Не-а. Адиос, дорогая бойна: последний и самый ценный из моих головных уборов.

Аста ла виста, беретик, бормочет Сьюзен и вновь укладывает нас на курс к острову Ки, за чьим краем мы уже различаем теперь обещанный мол. Фенн укладывает отпорник на место, брасопит паруса, целует Сьюзен в волосы.

Молодец, Сьюз. Маневры идеальные.

Ты не мог бы теперь штурвал у меня принять?

Он принимает, сердце его переполнено: случись ей управляться самостоятельно…

Что будешь теперь делать с кератозами? желает знать она[24 - Череп и лоб Фенвика подвержены этому поражению, вызываемому солнцем. Оттого и кепки, которые он иногда теряет за бортом.]. Сделаю бандану, отвечает Фенн; изготовлю себе бурнус.
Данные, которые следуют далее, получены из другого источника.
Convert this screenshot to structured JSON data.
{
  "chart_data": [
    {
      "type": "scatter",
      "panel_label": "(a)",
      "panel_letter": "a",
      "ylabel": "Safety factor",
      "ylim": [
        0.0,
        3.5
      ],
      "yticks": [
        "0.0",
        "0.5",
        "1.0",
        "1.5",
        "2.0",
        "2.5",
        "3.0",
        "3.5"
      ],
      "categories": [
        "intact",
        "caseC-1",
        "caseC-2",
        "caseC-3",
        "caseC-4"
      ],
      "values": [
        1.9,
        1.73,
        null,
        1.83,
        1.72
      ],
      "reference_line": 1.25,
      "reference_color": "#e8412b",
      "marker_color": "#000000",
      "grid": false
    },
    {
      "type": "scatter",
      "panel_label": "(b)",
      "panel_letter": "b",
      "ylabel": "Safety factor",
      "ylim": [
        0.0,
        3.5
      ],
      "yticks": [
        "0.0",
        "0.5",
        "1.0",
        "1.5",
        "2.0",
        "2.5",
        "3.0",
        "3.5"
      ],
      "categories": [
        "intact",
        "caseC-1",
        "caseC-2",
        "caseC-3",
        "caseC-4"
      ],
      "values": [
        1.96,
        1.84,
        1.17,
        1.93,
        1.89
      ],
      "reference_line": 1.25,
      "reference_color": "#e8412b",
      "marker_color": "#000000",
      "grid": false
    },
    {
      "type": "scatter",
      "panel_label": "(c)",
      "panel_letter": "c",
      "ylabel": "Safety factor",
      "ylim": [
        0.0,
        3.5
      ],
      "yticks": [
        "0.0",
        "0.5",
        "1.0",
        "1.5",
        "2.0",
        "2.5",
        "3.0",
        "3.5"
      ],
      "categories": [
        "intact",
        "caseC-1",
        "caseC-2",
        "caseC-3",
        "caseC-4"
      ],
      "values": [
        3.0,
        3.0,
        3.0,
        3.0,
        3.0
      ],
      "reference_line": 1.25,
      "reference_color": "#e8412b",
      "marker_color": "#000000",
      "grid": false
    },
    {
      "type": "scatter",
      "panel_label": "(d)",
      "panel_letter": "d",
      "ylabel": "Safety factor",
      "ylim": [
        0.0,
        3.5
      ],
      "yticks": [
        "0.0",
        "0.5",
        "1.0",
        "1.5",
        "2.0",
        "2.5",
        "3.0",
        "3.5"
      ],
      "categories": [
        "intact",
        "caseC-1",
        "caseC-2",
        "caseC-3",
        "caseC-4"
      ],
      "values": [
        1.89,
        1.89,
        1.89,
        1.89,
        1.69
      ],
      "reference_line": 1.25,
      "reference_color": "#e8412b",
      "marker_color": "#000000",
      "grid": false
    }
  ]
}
Сьюзен теперь занялась эхолотом, а мы меж тем продвигаемся к молу. Тридцать восемь футов, тридцать один, затем вдруг семнадцать, шестнадцать, шестнадцать. Остров, хоть и низколежащий, – скорее лес, чем болото, очевидно, без домов и причала. Мол, который мы теперь, как полагается, оставляем по левому борту, – затея новая и с виду дорогая: железобетон, защищенный по обе стороны тяжелой каменной наброской, на его наружном конце крепкая сигнальная башенка с зеленым огнем. Сейчас отлив, но на входе в бухту всю дорогу под нами как минимум восемь футов воды – осадка у «Поки» пять, – а внутри от двенадцати до четырнадцати: по чесапикским меркам это щедро.

Сама бухточка укромна, однако просторна, обсажена дубами и соснами, никем не занята, если не считать стаи ворон и тихой голубой цапли. К западу высокие облесенные берега, с наветренной стороны, где с нами здороваются и меняются деревьями те вороны; песчаный пляж и какие-то болотные травы к востоку, откуда бесстрастно за нами наблюдает та цапля. Если коротко, идеальная якорная стоянка – и совершенно пустая.

Чтоб нам провалиться, не слыхали мы, что это за остров Ки такой на отмели Йорк в нижней части Чесапика. Уму непостижимо, кто мог построить такой могучий волнолом для защиты необжитой бухты: мультимиллионер, рассуждаем мы, воздвиг бы причал-другой, да и особняк фасадом к открытой воде и тылом к бухте: проскальзывая внутрь с остатком бриза, мы замечаем для такой постройки идеальное место и с последней инерцией переднего хода становимся на якорь.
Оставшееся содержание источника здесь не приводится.